In the field of reverse osmosis (RO) desalination, layer-by-layer assembled graphene oxide (GO) membranes have emerged as a promising innovation. However, the swelling of these membranes remains a critical barrier that affects their performance and long-term stability. To address this challenge, our study investigates the potential of hybrid GO and graphene (G) membranes to reduce swelling and increase overall performance through molecular dynamics simulations. Our findings reveal that the G/GO/G/GO hybrid membrane outperforms others, demonstrating a water permeation rate of 69.2 L/cm2/day/Mpa, exceeding alternatives, and boasting 100 % ion rejection efficiency, with a channel inter-layer distance of 8.77 Å. Moreover, the combination of hydrophobic G sheets and hydrophilic GO sheets reduces swelling compared to pure GO membranes.

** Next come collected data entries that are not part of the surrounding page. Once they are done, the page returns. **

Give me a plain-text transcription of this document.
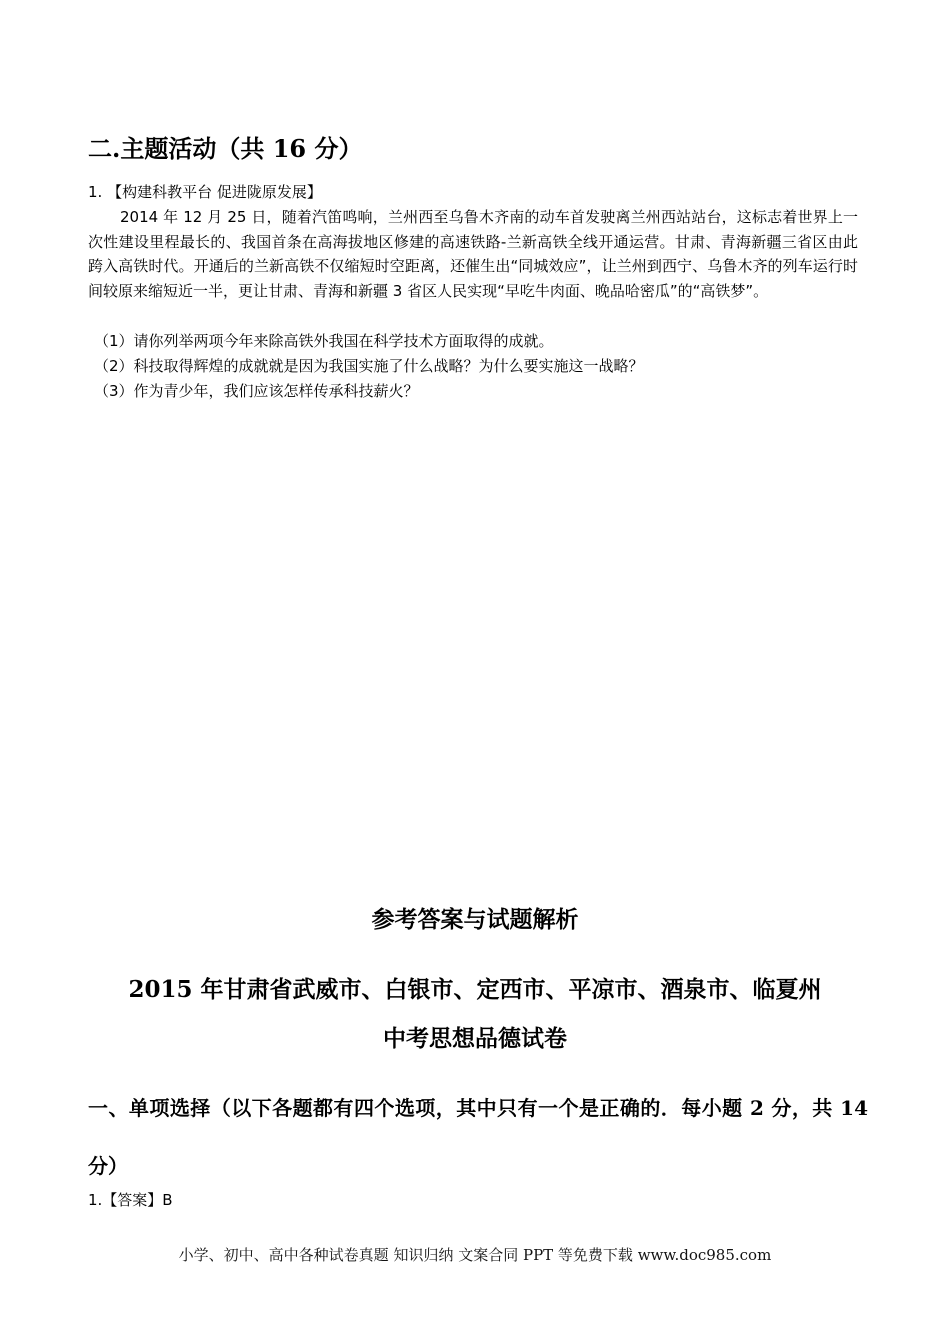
二.主题活动（共 16 分）

1. 【构建科教平台 促进陇原发展】

2014 年 12 月 25 日，随着汽笛鸣响，兰州西至乌鲁木齐南的动车首发驶离兰州西站站台，这标志着世界上一次性建设里程最长的、我国首条在高海拔地区修建的高速铁路-兰新高铁全线开通运营。甘肃、青海新疆三省区由此跨入高铁时代。开通后的兰新高铁不仅缩短时空距离，还催生出“同城效应”，让兰州到西宁、乌鲁木齐的列车运行时间较原来缩短近一半，更让甘肃、青海和新疆 3 省区人民实现“早吃牛肉面、晚品哈密瓜”的“高铁梦”。

（1）请你列举两项今年来除高铁外我国在科学技术方面取得的成就。

（2）科技取得辉煌的成就就是因为我国实施了什么战略？为什么要实施这一战略？

（3）作为青少年，我们应该怎样传承科技薪火？

参考答案与试题解析
2015 年甘肃省武威市、白银市、定西市、平凉市、酒泉市、临夏州
中考思想品德试卷
一、单项选择（以下各题都有四个选项，其中只有一个是正确的．每小题 2 分，共 14 分）

1.【答案】B

小学、初中、高中各种试卷真题 知识归纳 文案合同 PPT 等免费下载 www.doc985.com
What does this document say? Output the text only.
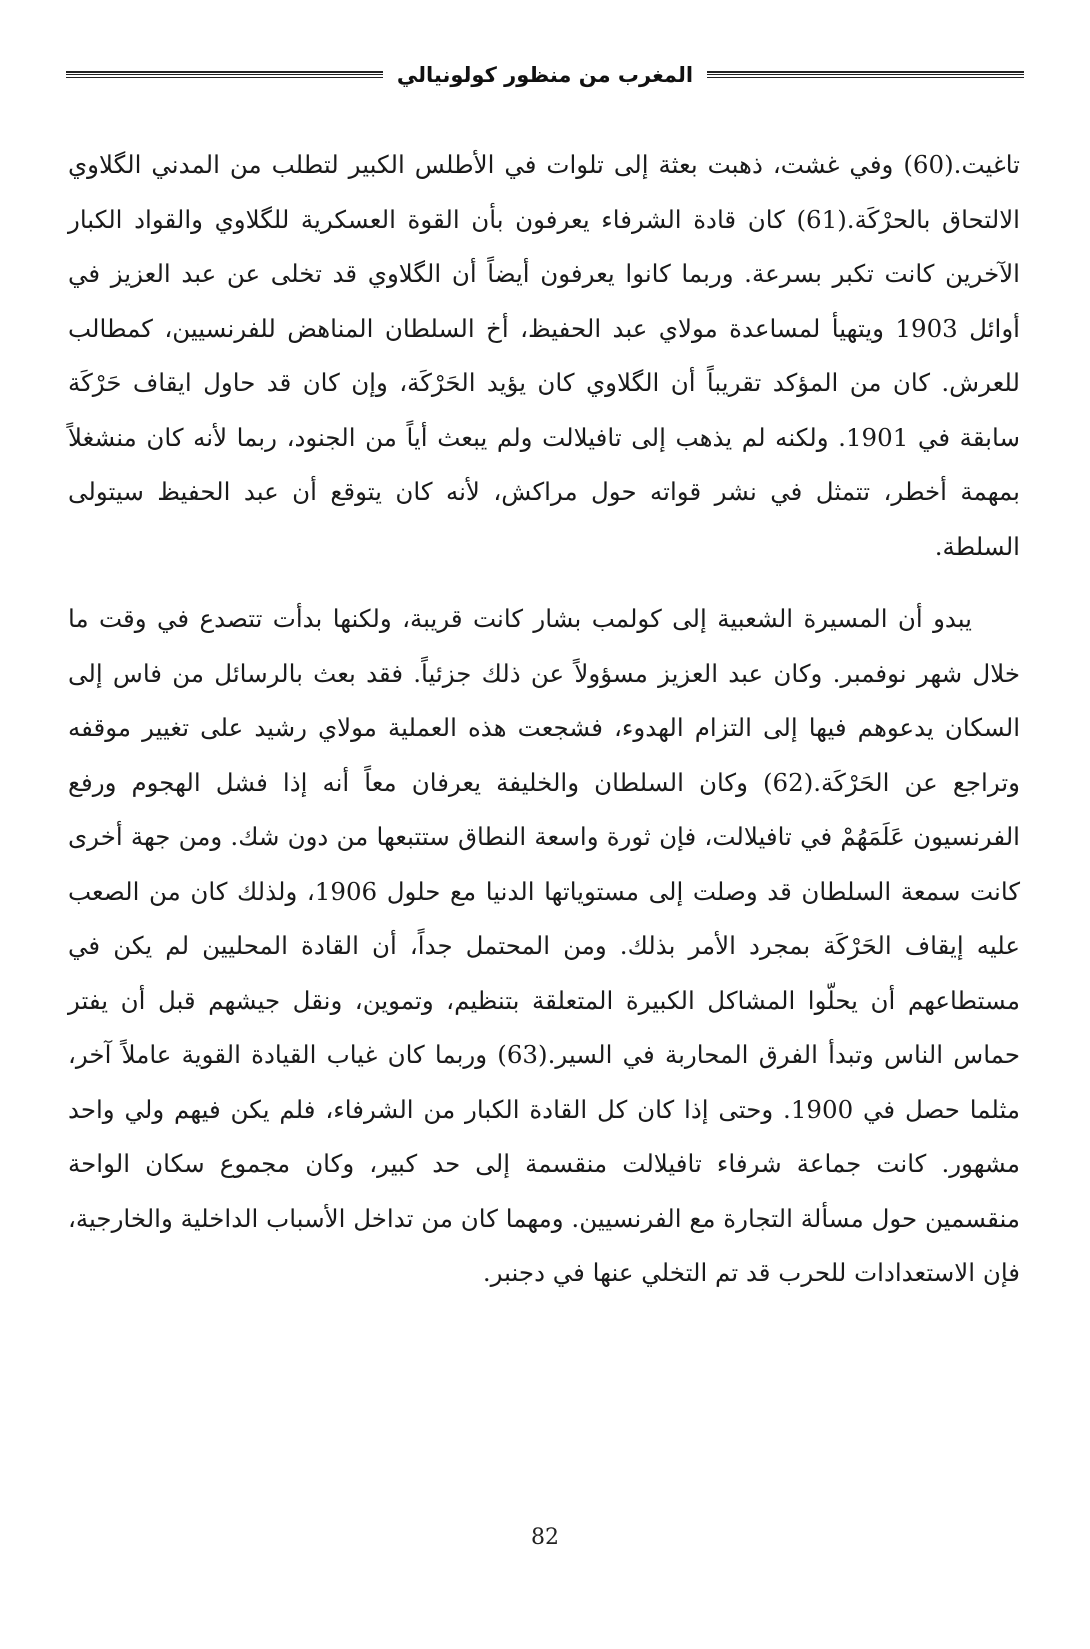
المغرب من منظور كولونيالي

تاغيت.(60) وفي غشت، ذهبت بعثة إلى تلوات في الأطلس الكبير لتطلب من المدني الگلاوي الالتحاق بالحرْكَة.(61) كان قادة الشرفاء يعرفون بأن القوة العسكرية للگلاوي والقواد الكبار الآخرين كانت تكبر بسرعة. وربما كانوا يعرفون أيضاً أن الگلاوي قد تخلى عن عبد العزيز في أوائل 1903 ويتهيأ لمساعدة مولاي عبد الحفيظ، أخ السلطان المناهض للفرنسيين، كمطالب للعرش. كان من المؤكد تقريباً أن الگلاوي كان يؤيد الحَرْكَة، وإن كان قد حاول ايقاف حَرْكَة سابقة في 1901. ولكنه لم يذهب إلى تافيلالت ولم يبعث أياً من الجنود، ربما لأنه كان منشغلاً بمهمة أخطر، تتمثل في نشر قواته حول مراكش، لأنه كان يتوقع أن عبد الحفيظ سيتولى السلطة.

يبدو أن المسيرة الشعبية إلى كولمب بشار كانت قريبة، ولكنها بدأت تتصدع في وقت ما خلال شهر نوفمبر. وكان عبد العزيز مسؤولاً عن ذلك جزئياً. فقد بعث بالرسائل من فاس إلى السكان يدعوهم فيها إلى التزام الهدوء، فشجعت هذه العملية مولاي رشيد على تغيير موقفه وتراجع عن الحَرْكَة.(62) وكان السلطان والخليفة يعرفان معاً أنه إذا فشل الهجوم ورفع الفرنسيون عَلَمَهُمْ في تافيلالت، فإن ثورة واسعة النطاق ستتبعها من دون شك. ومن جهة أخرى كانت سمعة السلطان قد وصلت إلى مستوياتها الدنيا مع حلول 1906، ولذلك كان من الصعب عليه إيقاف الحَرْكَة بمجرد الأمر بذلك. ومن المحتمل جداً، أن القادة المحليين لم يكن في مستطاعهم أن يحلّوا المشاكل الكبيرة المتعلقة بتنظيم، وتموين، ونقل جيشهم قبل أن يفتر حماس الناس وتبدأ الفرق المحاربة في السير.(63) وربما كان غياب القيادة القوية عاملاً آخر، مثلما حصل في 1900. وحتى إذا كان كل القادة الكبار من الشرفاء، فلم يكن فيهم ولي واحد مشهور. كانت جماعة شرفاء تافيلالت منقسمة إلى حد كبير، وكان مجموع سكان الواحة منقسمين حول مسألة التجارة مع الفرنسيين. ومهما كان من تداخل الأسباب الداخلية والخارجية، فإن الاستعدادات للحرب قد تم التخلي عنها في دجنبر.

82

Furthermore, the analysis of water velocity within the hybrid GO/G membrane reveals that the velocity profile is no longer symmetrical, unlike in the pure G and GO membranes, and the maximum velocity occurs in close proximity to the hydrophobic sheet. Additionally, increasing the mass of G sheets in the hybrid GO/G membrane, enhances water flow, while a higher GO sheet ratio reduces permeation. Our study reveals the distinct characteristics of pure GO and hybrid GO/G membranes and their significant impact on water desalination technology.